Ini bukanlah sebuah cerita belaka, namun ini adalah sebuah pengalaman hidup yang sangat luar biasa bagiku. Terlepas dari kau tertarik atau tidak itu bukan urusanku.
Pada waktu itu dalam proses pengerjaan skripsiku aku tidak sendirian. Aku ditemani oleh kawanku berinisial Z. Sesungguhnya aku memiliki sebuah perasaan yang sangat susah untuk kuungkapkan kepadanya. Aku mulai jatuh cinta selama kami berteman di kampus. Singkat cerita dia mengajakku untuk wisuda bersama-sama, awalnya aku menolak karena pengerjaan skripsiku mengalami kebuntuan ide. Ia meyakinkanku dengan tulus, sehingga aku mulai luluh dengannya. Benar saja perkataannya bukan suatu isapan jempol belaka, ia mengajakku namun juga membantuku dalam pengerjaan skripsiku yang mandeg.
Aku mempercayainya sepenuh hati, sampai akhirnya aku mulai diam-diam mencintainya tanpa diketahui olehnya. Kami adalah kawan sejurusan, namun ia adalah adik tingkatku, jadi mudah untuk bertemu di kampus. Selama di kampus kami selalu bercemgkrama ria sambil mengerjakan skripsi masing-masing. Inisial Z adalah sosok yang aktraktif bagiku yang pasif ini. Benang merah yang menemukan kita adalah sesama otaku.
Malioboro sering menjadi tempat kami melepas penat setelah mengerjakan skripsi di sebuah Cafe di Jogja. Sebelum ini aku ragu, bahwa dia mau menerima ajakanku untuk berjalan bersama-sama. Namun akhirnya keraguan itu runtuh seketika. Dia menerima ajakanku untuk keluar bersama-sama.
Aku menyakinkan pada diriku bahwa inilah tanda ia menyukai ku.
Selang beberapa bulan dia mendahuluiku dalam proses penyelesaian skripsi. Aku diundang olehnya, bahkan diajaknya foto bersama-sama. Perasaan cintaku waktu itu makin dalam.
Setelahnya aku menyusul menyelesaikan skripsi juga. Malam setelah menyelesaikan skripsi aku menghubunginya untuk bermaksud mengatakan apa yang selama ini kupendam.
Setelah panjang lebar aku berkata-kata melalui chat.
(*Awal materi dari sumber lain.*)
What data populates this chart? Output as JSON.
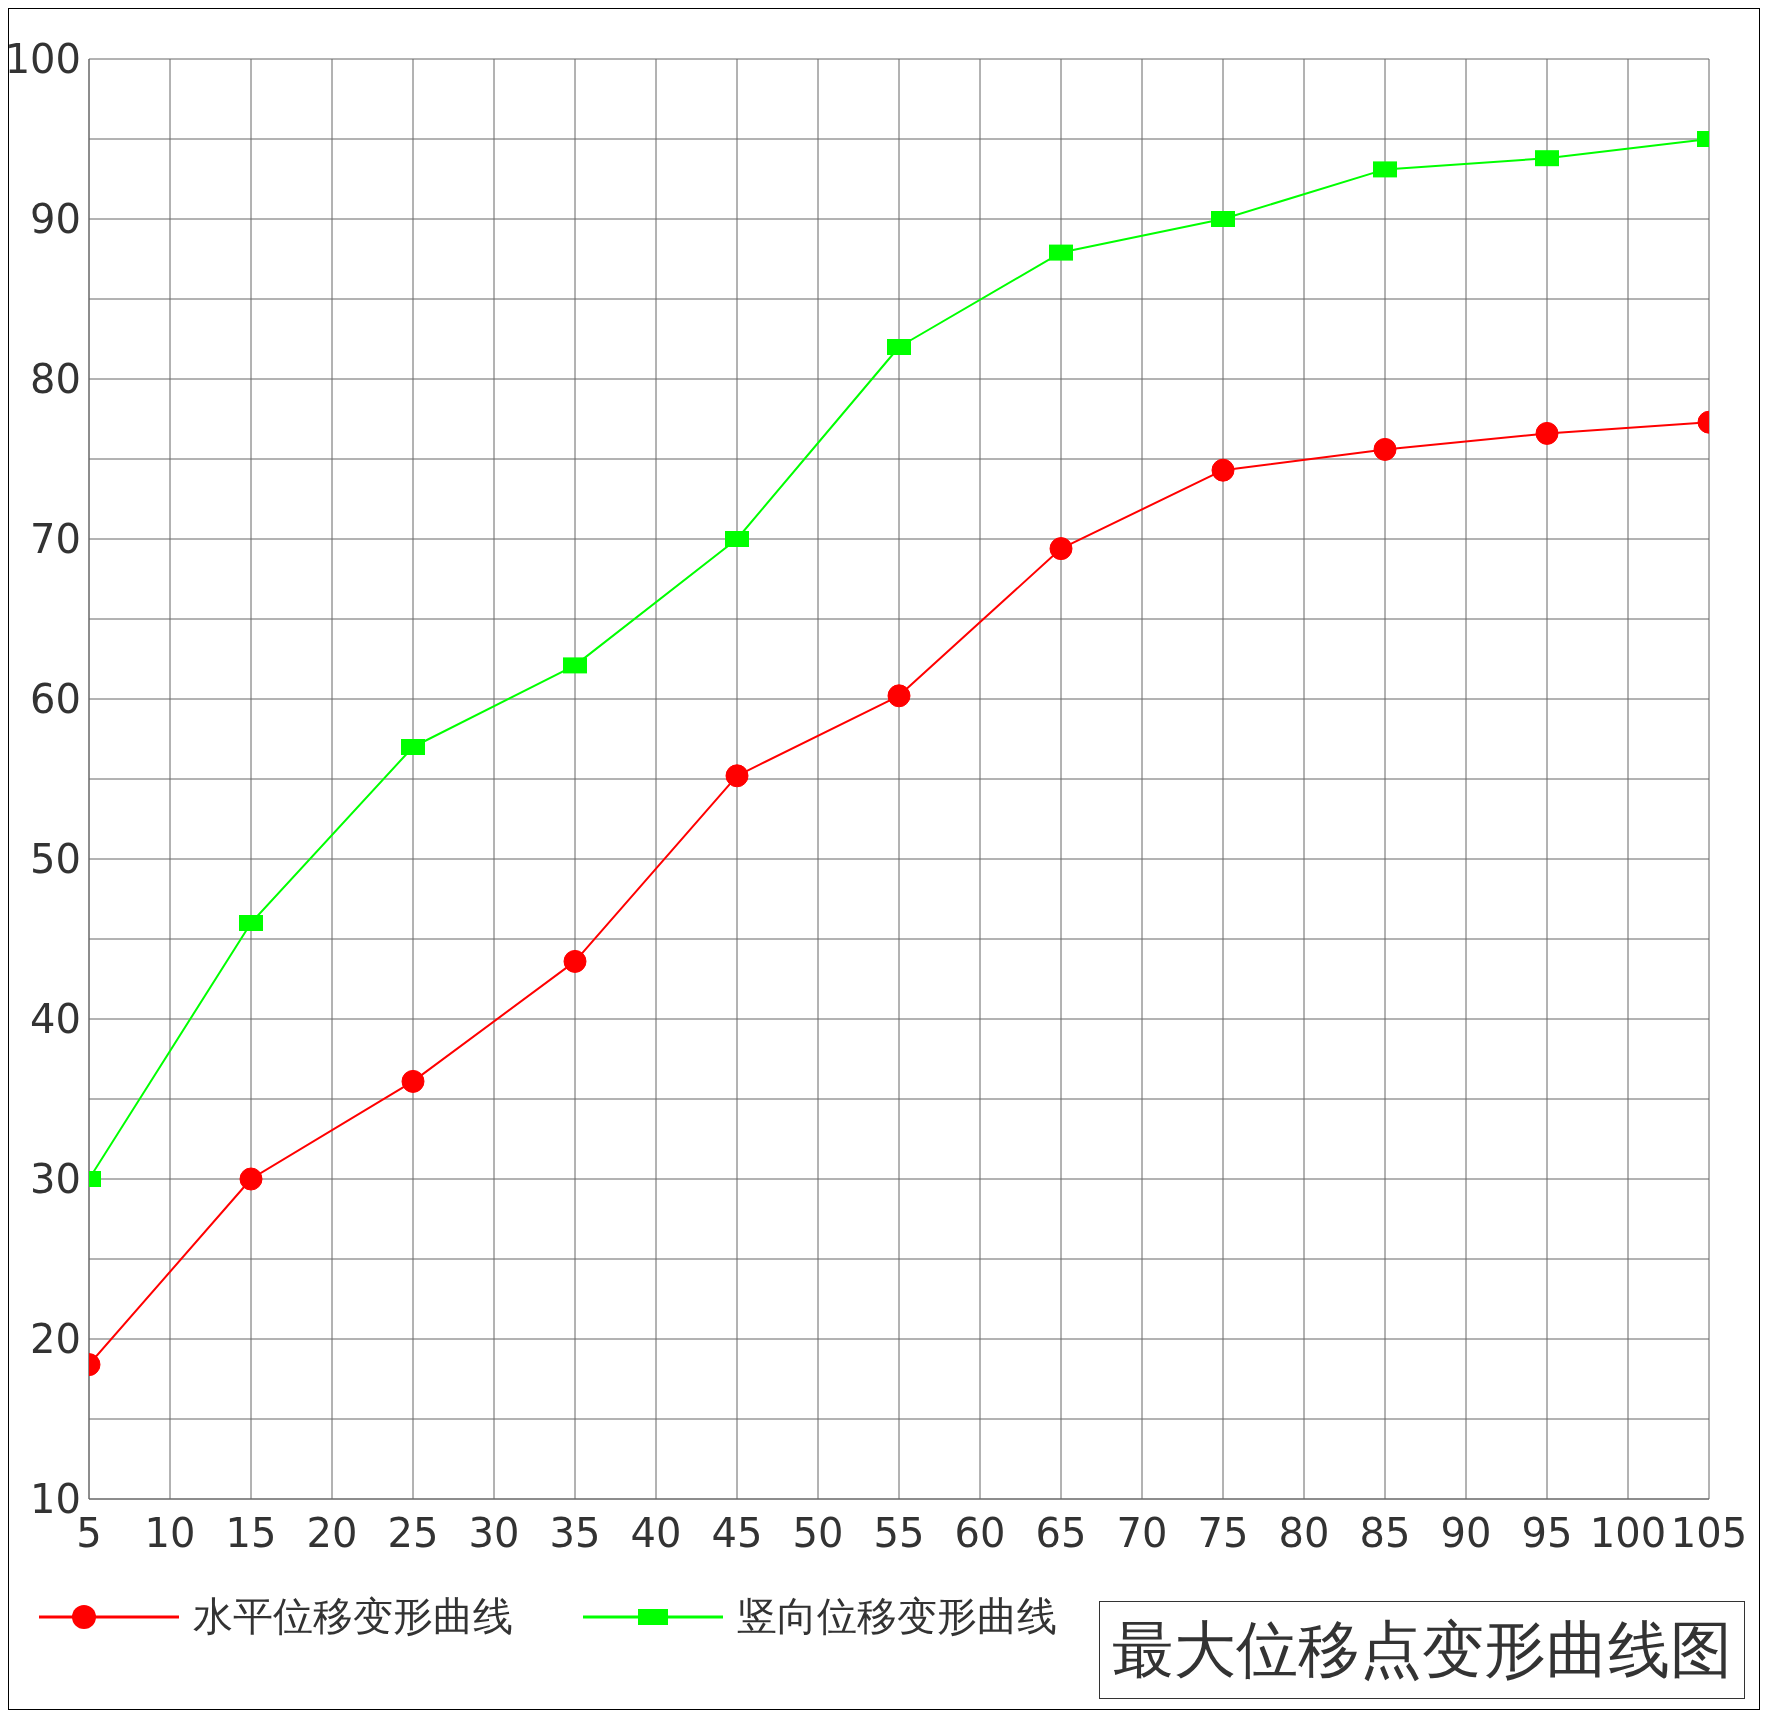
{
  "chart_data": {
    "type": "line",
    "title": "最大位移点变形曲线图",
    "x": [
      5,
      15,
      25,
      35,
      45,
      55,
      65,
      75,
      85,
      95,
      105
    ],
    "series": [
      {
        "name": "水平位移变形曲线",
        "color": "#ff0000",
        "marker": "circle",
        "values": [
          18.4,
          30,
          36.1,
          43.6,
          55.2,
          60.2,
          69.4,
          74.3,
          75.6,
          76.6,
          77.3
        ]
      },
      {
        "name": "竖向位移变形曲线",
        "color": "#00ff00",
        "marker": "square",
        "values": [
          30,
          46,
          57,
          62.1,
          70,
          82,
          87.9,
          90,
          93.1,
          93.8,
          95
        ]
      }
    ],
    "xlim": [
      5,
      105
    ],
    "xticks": [
      5,
      10,
      15,
      20,
      25,
      30,
      35,
      40,
      45,
      50,
      55,
      60,
      65,
      70,
      75,
      80,
      85,
      90,
      95,
      100,
      105
    ],
    "ylim": [
      10,
      100
    ],
    "yticks": [
      10,
      {
        "value": 15,
        "label": null
      },
      20,
      {
        "value": 25,
        "label": null
      },
      30,
      {
        "value": 35,
        "label": null
      },
      40,
      {
        "value": 45,
        "label": null
      },
      50,
      {
        "value": 55,
        "label": null
      },
      60,
      {
        "value": 65,
        "label": null
      },
      70,
      {
        "value": 75,
        "label": null
      },
      80,
      {
        "value": 85,
        "label": null
      },
      90,
      {
        "value": 95,
        "label": null
      },
      100
    ],
    "grid": true,
    "legend": "bottom",
    "line_style": "solid"
  }
}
Aku masih menunggu jawaban darinya. Dua hari, tiga hari, bahkan hampir seminggu dia tidak lagi membalasku.
Aku mulai geram karena perasaanku yang tak menentu. Aku mengajaknya ketemuan ditempat biasa, selain ingin mengajak keluar dengan uang yang kukumpulkan dari awal bulan, aku juga ingin langsung menyatakan perasaanku. Namun nyatanya aku tak bisa berkata-kata, sebelum akj mengatakan maksudku ia pergi begitu saja.
Aku kesal waktu itu, namun apadaya semuanya terjadi begitu cepat. Aku pulang dengan perasaan kecewa yang sangat mendalam. Pada hari-hari itu aku mencoba memperbaiki hubungan, namun tetap saja ia mengabaikanku. Di kampuspun aku diabaikannya, padahal aku berada persis didepannya. Situasi kami berbuah 360 derajat, dari yang dulunya akrab menjadi saling acuh.